At last the telephone whooshed in a message. It was from Charlotte: Cum now silly X
I wasn’t sure which kind of cum she had in mind, but Mark was in the know. He keyed in: On my way X
To me he said, ‘See you, Mum!’
Charlotte’s mother opened the door. She was all smiles, smelled of talcum powder, and wore fresh lipstick: it shone like a dung beetle’s backside.
‘Mark! Come in! Char’s upstairs.’
Mark was taken aback. It was close to midnight, yet the house was lit from head to toe and Mrs Palmer looked fresh as a daisy. ‘I hope it’s not too late. Maybe I should come back tomorrow.’
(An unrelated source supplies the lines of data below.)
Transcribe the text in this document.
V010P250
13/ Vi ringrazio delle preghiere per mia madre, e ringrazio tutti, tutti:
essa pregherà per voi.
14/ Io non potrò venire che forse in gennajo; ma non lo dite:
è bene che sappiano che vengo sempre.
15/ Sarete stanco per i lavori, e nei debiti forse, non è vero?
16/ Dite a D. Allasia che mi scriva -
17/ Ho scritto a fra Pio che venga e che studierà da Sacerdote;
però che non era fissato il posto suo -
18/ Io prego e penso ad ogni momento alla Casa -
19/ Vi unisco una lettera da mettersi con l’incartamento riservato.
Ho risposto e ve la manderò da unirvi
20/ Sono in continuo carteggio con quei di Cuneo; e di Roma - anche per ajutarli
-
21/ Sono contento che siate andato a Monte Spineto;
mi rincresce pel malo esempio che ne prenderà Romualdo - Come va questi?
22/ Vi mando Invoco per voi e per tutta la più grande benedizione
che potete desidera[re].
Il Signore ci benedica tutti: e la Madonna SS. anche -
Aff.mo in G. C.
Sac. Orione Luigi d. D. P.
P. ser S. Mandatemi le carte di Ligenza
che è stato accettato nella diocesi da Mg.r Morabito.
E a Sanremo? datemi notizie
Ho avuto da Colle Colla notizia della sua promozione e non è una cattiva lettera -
‘Don’t be silly! Come in. We’re practically family!’
She led him to the sitting room where Mr Palmer sat stiffly, pretending to be reading a newspaper. I knew he was only pretending because his reading glasses were on top of his head.
‘Steve, look who’s here!’
Feigning surprise, Mr Palmer got to his feet, shook Mark’s hand and patted him on the back, mumbling his delight. There was a white toothpaste ring around his lips. ‘We were just about to …’ He gazed helplessly at his wife. She smiled a full-toothed smile. ‘Tea?’